Betty was about to knock when she was distracted by a movement through the window. A young girl had been watching them, stepping out of view once she realized she might be spotted.

“Mary? Is that you in there?”

But there was no answer.

“Do you have the papers?” the sheriff asked.

Betty nodded, pulling them from a deep pocket in her dress. “Do you have handcuffs?”

He indicated where they were clipped to his belt.

“If he’s been drinking it might get nasty.” She raised her fist to the split-pine door and knocked loudly.

“Mister Sherman,” she called out. “It’s Betty Manning from Social Services.”

The sheriff leaned to one side to peek through the window. “He’s sitting in a chair. Asleep—or passed out.”

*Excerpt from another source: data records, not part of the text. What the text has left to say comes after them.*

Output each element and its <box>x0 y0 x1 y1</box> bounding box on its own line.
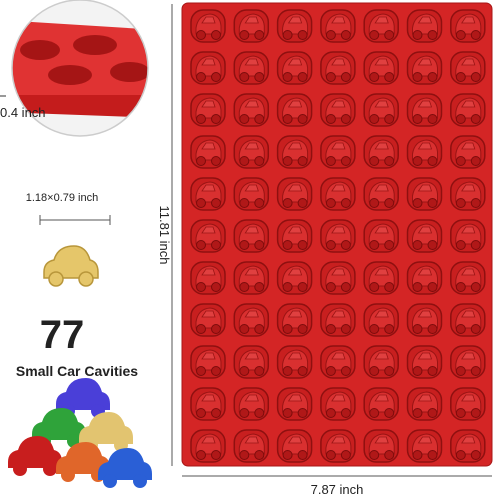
cavity <box>363 345 399 379</box>
piece-size-label: 1.18×0.79 inch <box>26 192 98 204</box>
cavity <box>320 387 356 421</box>
cavity <box>233 345 270 379</box>
cavity <box>320 51 356 85</box>
cavity <box>450 93 486 127</box>
cavity <box>276 345 313 379</box>
height-label: 11.81 inch <box>157 205 172 264</box>
cavity <box>276 387 313 421</box>
cavity <box>276 261 313 295</box>
cavity <box>320 429 356 463</box>
cavity <box>233 261 270 295</box>
cavity <box>363 177 399 211</box>
cavity-grid <box>190 9 486 463</box>
cavity <box>406 93 443 127</box>
red-car <box>8 436 62 476</box>
cavity <box>190 261 226 295</box>
cavity <box>406 261 443 295</box>
cavity <box>320 177 356 211</box>
cavity <box>276 177 313 211</box>
depth-label: 0.4 inch <box>0 105 46 120</box>
cavity <box>450 9 486 43</box>
cavity <box>363 51 399 85</box>
cavity <box>233 51 270 85</box>
cavity <box>190 135 226 169</box>
cavity <box>320 219 356 253</box>
cavity <box>233 303 270 337</box>
cavity <box>233 177 270 211</box>
cavity <box>276 303 313 337</box>
zoom-inset <box>12 0 148 136</box>
cavity <box>406 177 443 211</box>
cavity <box>276 51 313 85</box>
cavity <box>363 303 399 337</box>
cavity <box>320 93 356 127</box>
cavity <box>363 9 399 43</box>
cavity <box>363 93 399 127</box>
cavity <box>450 135 486 169</box>
cavity <box>233 9 270 43</box>
cavity <box>190 219 226 253</box>
cavity <box>450 429 486 463</box>
cavity <box>450 177 486 211</box>
cavity <box>450 261 486 295</box>
cavity <box>320 9 356 43</box>
cavity <box>233 429 270 463</box>
cavity <box>450 345 486 379</box>
cavity <box>406 9 443 43</box>
cavity <box>320 303 356 337</box>
cavity <box>320 345 356 379</box>
cavity <box>406 303 443 337</box>
cavity <box>276 135 313 169</box>
count-caption: Small Car Cavities <box>16 363 138 379</box>
width-label: 7.87 inch <box>311 482 364 497</box>
cavity <box>233 135 270 169</box>
cavity <box>233 93 270 127</box>
cavity <box>190 387 226 421</box>
cavity <box>406 219 443 253</box>
cavity <box>190 51 226 85</box>
cavity <box>406 387 443 421</box>
cavity <box>190 345 226 379</box>
cavity <box>276 429 313 463</box>
cavity <box>190 93 226 127</box>
cavity <box>190 177 226 211</box>
zoom-border <box>11 0 149 137</box>
cavity <box>363 135 399 169</box>
count-number: 77 <box>40 313 85 357</box>
cavity <box>233 387 270 421</box>
cavity <box>320 261 356 295</box>
cavity <box>450 219 486 253</box>
cavity <box>276 219 313 253</box>
cavity <box>363 219 399 253</box>
cavity <box>363 387 399 421</box>
cavity <box>406 135 443 169</box>
cavity <box>233 219 270 253</box>
yellow-car <box>43 245 99 287</box>
cavity <box>363 429 399 463</box>
cavity <box>276 9 313 43</box>
blue-car <box>98 448 152 488</box>
cavity <box>190 303 226 337</box>
cavity <box>450 51 486 85</box>
cavity <box>320 135 356 169</box>
cavity <box>406 429 443 463</box>
cavity <box>276 93 313 127</box>
cavity <box>190 429 226 463</box>
cavity <box>406 51 443 85</box>
cavity <box>406 345 443 379</box>
cavity <box>363 261 399 295</box>
cavity <box>450 387 486 421</box>
cavity <box>450 303 486 337</box>
cavity <box>190 9 226 43</box>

Betty knocked again. “Mister Sherman—please open the door.”

They waited, but when the door remained shut the sheriff reached out, turned the knob, and pushed the door open.

“Mike?”

Michael Sherman was hunched forward in a wooden chair, drunk and still. Around the chair, like a protective circle of wagons, lay a ring of empty wine bottles. At the far side of the room, eight-year-old Mary stood alone, pale and quiet.

“My dad’s asleep.”

Sheriff Knowles shook the man’s shoulder. “Mike—wake up. Come on, Mike.”

A single eye opened—then the other. He mechanically turned and tilted his head to address his rouster.

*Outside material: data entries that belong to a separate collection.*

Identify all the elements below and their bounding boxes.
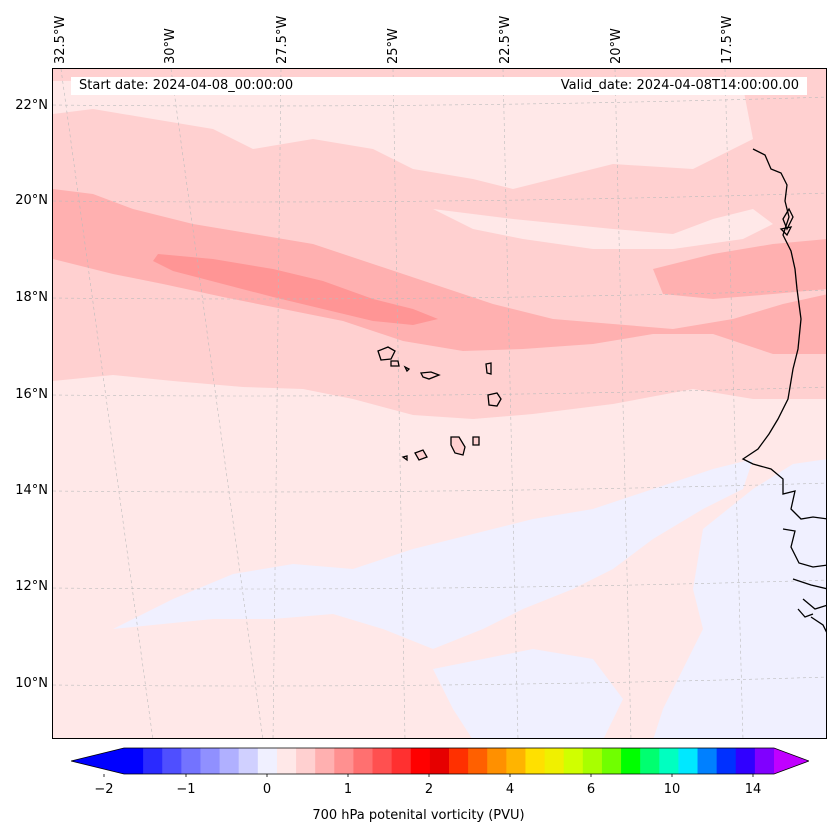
colorbar-segment (315, 748, 335, 774)
colorbar-tick-label: 6 (586, 782, 596, 797)
colorbar-segment (238, 748, 259, 774)
colorbar-segment (449, 748, 469, 774)
colorbar-tick-label: 1 (343, 782, 353, 797)
colorbar-segment (506, 748, 526, 774)
colorbar-extend-high (774, 748, 809, 774)
lat-label-20n: 20°N (15, 193, 48, 208)
colorbar-segment (640, 748, 660, 774)
colorbar-tick-label: 10 (663, 782, 681, 797)
colorbar-segment (296, 748, 316, 774)
lon-label-32-5w: 32.5°W (53, 15, 68, 64)
colorbar-extend-low (71, 748, 124, 774)
cape-verde-islands (377, 346, 502, 462)
colorbar-segment (754, 748, 775, 774)
colorbar-segment (162, 748, 182, 774)
pv-contour-light-mid (433, 209, 773, 249)
colorbar-segment (525, 748, 546, 774)
pv-contour-level2-right (653, 239, 826, 299)
pv-contour-negative-bottom (433, 649, 623, 738)
pv-contour-negative (113, 459, 753, 649)
lat-label-12n: 12°N (15, 579, 48, 594)
colorbar (71, 747, 809, 777)
pv-contour-light-top (53, 79, 753, 189)
colorbar-segment (219, 748, 240, 774)
colorbar-segment (391, 748, 412, 774)
pv-contour-level3 (153, 254, 438, 325)
colorbar-tick-label: 14 (744, 782, 762, 797)
colorbar-segment (678, 748, 699, 774)
date-annotation-bar: Start date: 2024-04-08_00:00:00 Valid_da… (71, 77, 807, 95)
colorbar-segment (143, 748, 163, 774)
colorbar-title: 700 hPa potenital vorticity (PVU) (312, 808, 525, 823)
colorbar-tick-label: 4 (505, 782, 515, 797)
colorbar-segment (659, 748, 679, 774)
lat-label-10n: 10°N (15, 676, 48, 691)
map-panel[interactable] (52, 68, 827, 739)
colorbar-outline (71, 747, 809, 775)
pv-contour-negative-right (653, 459, 826, 738)
colorbar-tick-label: −1 (176, 782, 196, 797)
lon-label-27-5w: 27.5°W (275, 15, 290, 64)
colorbar-segment (621, 748, 641, 774)
colorbar-segment (601, 748, 622, 774)
lon-label-30w: 30°W (163, 28, 178, 64)
colorbar-segment (582, 748, 603, 774)
lon-label-25w: 25°W (386, 28, 401, 64)
colorbar-segment (468, 748, 488, 774)
colorbar-segment (353, 748, 374, 774)
pv-field (53, 69, 826, 738)
colorbar-segment (200, 748, 221, 774)
coastline (741, 148, 826, 633)
start-date-text: Start date: 2024-04-08_00:00:00 (79, 78, 294, 93)
colorbar-segment (735, 748, 756, 774)
graticule (53, 69, 826, 738)
lat-label-16n: 16°N (15, 387, 48, 402)
valid-date-text: Valid_date: 2024-04-08T14:00:00.00 (560, 78, 799, 93)
colorbar-segment (697, 748, 718, 774)
colorbar-segment (410, 748, 431, 774)
colorbar-segment (334, 748, 354, 774)
colorbar-segment (124, 748, 144, 774)
lon-label-17-5w: 17.5°W (720, 15, 735, 64)
lat-label-22n: 22°N (15, 98, 48, 113)
lon-label-20w: 20°W (609, 28, 624, 64)
lat-label-14n: 14°N (15, 483, 48, 498)
colorbar-tick-label: 2 (424, 782, 434, 797)
colorbar-segment (716, 748, 737, 774)
lon-label-22-5w: 22.5°W (498, 15, 513, 64)
colorbar-segment (181, 748, 201, 774)
colorbar-segment (544, 748, 565, 774)
colorbar-segment (257, 748, 278, 774)
colorbar-tick-label: −2 (94, 782, 114, 797)
lat-label-18n: 18°N (15, 290, 48, 305)
colorbar-segment (372, 748, 393, 774)
colorbar-segment (487, 748, 507, 774)
colorbar-tick-label: 0 (262, 782, 272, 797)
colorbar-segment (563, 748, 584, 774)
colorbar-segment (429, 748, 450, 774)
colorbar-segment (276, 748, 297, 774)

“Jeff? Whatta you doin’ here?”

“I’m afraid I’m going to arrest you if you don’t start obeying the law.”

Mike noticed there was a second person in the room. He turned slightly to see who it was.

“Oh. You.”

Betty stepped forward. “Mister Sherman, your daughter still is not attending school. She is eight years old—more than two years behind her peers. If you do not enroll her today you will be arrested.”

“I need her to clean the creamer.”

“Mary needs to be in school, sir.”

“This is a farm; we have chores.”

“This is country; we have laws.”

Michael turned his head and spat at an insect that had crept in through the floorboards. “How’s she gonna get across the river?”

“We’ve already been over this, Mister Sherman. The State of North Dakota will provide a horse she can use to get across the river to the schoolhouse.”

The Sheriff crouched down to talk to Michael face-to-face.

“Mike—Mary needs to be in school.”

“They took everybody. All my kids; Amy, the boys; everyone’s gone. To school.” He pronounced the word school with a deep drawl of disdain. “I need somebody to help me, Jeff. Elaine’s too young to do much. All I got is Mary.”

A young girl entered from a back bedroom and stood next to Mary. The sheriff addressed them.

“Girls—where’s your mom?”

Mike answered for them. “She’s visiting her sister.”

The sheriff reached out to Betty, who handed him a sheaf of papers. “It’s not just the law, Mike. It’s what’s right. It’s what’s right for your daughter.”

Michael took the papers. The sheriff removed a pen from his crisp uniform pocket and offered it up. As his eyes became adjusted to the dark room, Sheriff Knowles could better see the worn-out man sitting before him; the whiskery face and reddened skin, the unkempt hair, the half-open eyes peering through clouds of glaucoma and alcohol.

Michael managed to find the pen, took it, and affixed his signature.

“Now who’s gonna clean the creamer?”

Betty took the signed forms. “Why don’t you give it a try, Mister Sherman.”

She stepped farther into the room so Mary—hiding behind a small table—could see her.

“Mary. My name is Mrs. Manning. Do you remember me?”

The young girl nodded quietly, and Betty stepped closer.

“Would you like to go to school? Right now? There’s lots of other kids waiting to meet you.”